I wrote this post in November of last year addressing this exact issue with respect to BP, a major competitor of ExxonMobil, and this one just this past February, addressing the changing dynamics of the oil industry.
To me, several themes seem relevant here.
First, of course, is the question of what would possibly give a group of inexperienced investors in ExxonMobil, who just happen to be descended from the company's founder, the gall and right to tell the current management how to run the company? None of these Rockefeller's have worked at ExxonMobil, or, it seems, anywhere in the oil sector. What gives them the basis to disenfranchise other, poorer shareholders and tell the company's management to run the firm according to the whims of the privileged offspring of the founder?
Isn't this precisely why Standard Oil was broken up in the first place? To dilute Rockefeller influence on the company?
Then there's the obvious alternative for the Rockefellers- sell their interest in the company and invest in some green energy enterprises elsewhere. Or start their own. Use their family's investment and venture capital arm to do this and let other shareholders continue to hold ExxonMobil while the latter is managed according to the judgment of its current CEO and his team.
Additionally, as I wrote in my BP post of last year, there's the question of why a current petroleum giant would have any particular advantage in wind or solar energy generation and transmission. It would seem that neither of these renewable energy sources share much of any technology with oil exploration, refining and distribution. Thus, it's a likely waste of shareholder resources for an oil firm to go chasing after other energy sources. This is precisely the type of mistake that Tillerson and his team should avoid, and prevent a small group of vocal environmentalists with an axe to grind, who happen to be the progeny of the company's founder, from forcing him to make, to the detriment of other shareholders.
Finally, there's Schumpeterian dynamics at work. As my February post noted, ExxonMobil is currently on the way to becoming more of a refiner and distributor of oil and its refined products, as it fails to find and own sufficient reserves to replace its recent production.
In the current environment of nationalistic lockups of oil reserves in the ground, it could well be that ExxonMobil pumps out its own petroleum assets, refines them and what it can buy on the open market, such as it will be, and perhaps even go out of business with one last large dividend, as its reason for being simply evaporates.
That's what happens to companies whose best operating environment and salient reason for being disappears.
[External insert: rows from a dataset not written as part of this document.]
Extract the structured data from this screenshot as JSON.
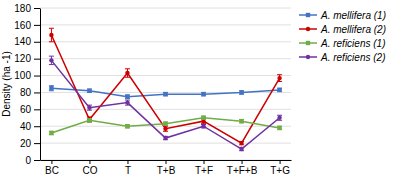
{
  "chart_data": {
    "type": "line",
    "categories": [
      "BC",
      "CO",
      "T",
      "T+B",
      "T+F",
      "T+F+B",
      "T+G"
    ],
    "series": [
      {
        "name": "A. mellifera (1)",
        "color": "#4472C4",
        "marker": "square",
        "values": [
          85,
          82,
          75,
          78,
          78,
          80,
          83
        ],
        "errors": [
          3,
          2,
          2,
          2,
          2,
          2,
          2
        ]
      },
      {
        "name": "A. mellifera (2)",
        "color": "#CC0000",
        "marker": "circle",
        "values": [
          148,
          48,
          103,
          37,
          46,
          20,
          97
        ],
        "errors": [
          8,
          3,
          5,
          3,
          3,
          2,
          4
        ]
      },
      {
        "name": "A. reficiens (1)",
        "color": "#70AD47",
        "marker": "square",
        "values": [
          32,
          47,
          40,
          43,
          50,
          46,
          38
        ],
        "errors": [
          2,
          2,
          2,
          2,
          2,
          2,
          2
        ]
      },
      {
        "name": "A. reficiens (2)",
        "color": "#7030A0",
        "marker": "circle",
        "values": [
          118,
          62,
          68,
          26,
          40,
          13,
          50
        ],
        "errors": [
          5,
          3,
          3,
          2,
          2,
          2,
          3
        ]
      }
    ],
    "ylabel": "Density (ha -1)",
    "ylim": [
      0,
      180
    ],
    "yticks": [
      0,
      20,
      40,
      60,
      80,
      100,
      120,
      140,
      160,
      180
    ],
    "grid": true,
    "legend": "right"
  }
}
Then shareholders can use their proceeds to buy other equities which they feel may bring them consistently superior returns.
Why anyone thinks that ExxonMobil, in a return to its futile diversification of the 1970s, will have better luck this time as simply a rich investor in completely foreign technologies, is beyond me. But clearly, the Rockefeller kids don't understand this, and probably aren't even old enough to remember how Lee Raymond, Tillerson's predecessor, shut down those wasteful experiments thirty years ago.
And, by the way, among the Exxon Enterprise businesses were solar, with which I consulted, as part of the Wharton Applied Research Center team. It was a waste of time and money then. So were the many information services businesses which were supposed to replace oil-intensive activities in the new age of the 1980s and beyond.
Maybe some of these Rockefeller offspring should go back to school and learn some history about the last time their family founder's company tried the route for which they are now agitating.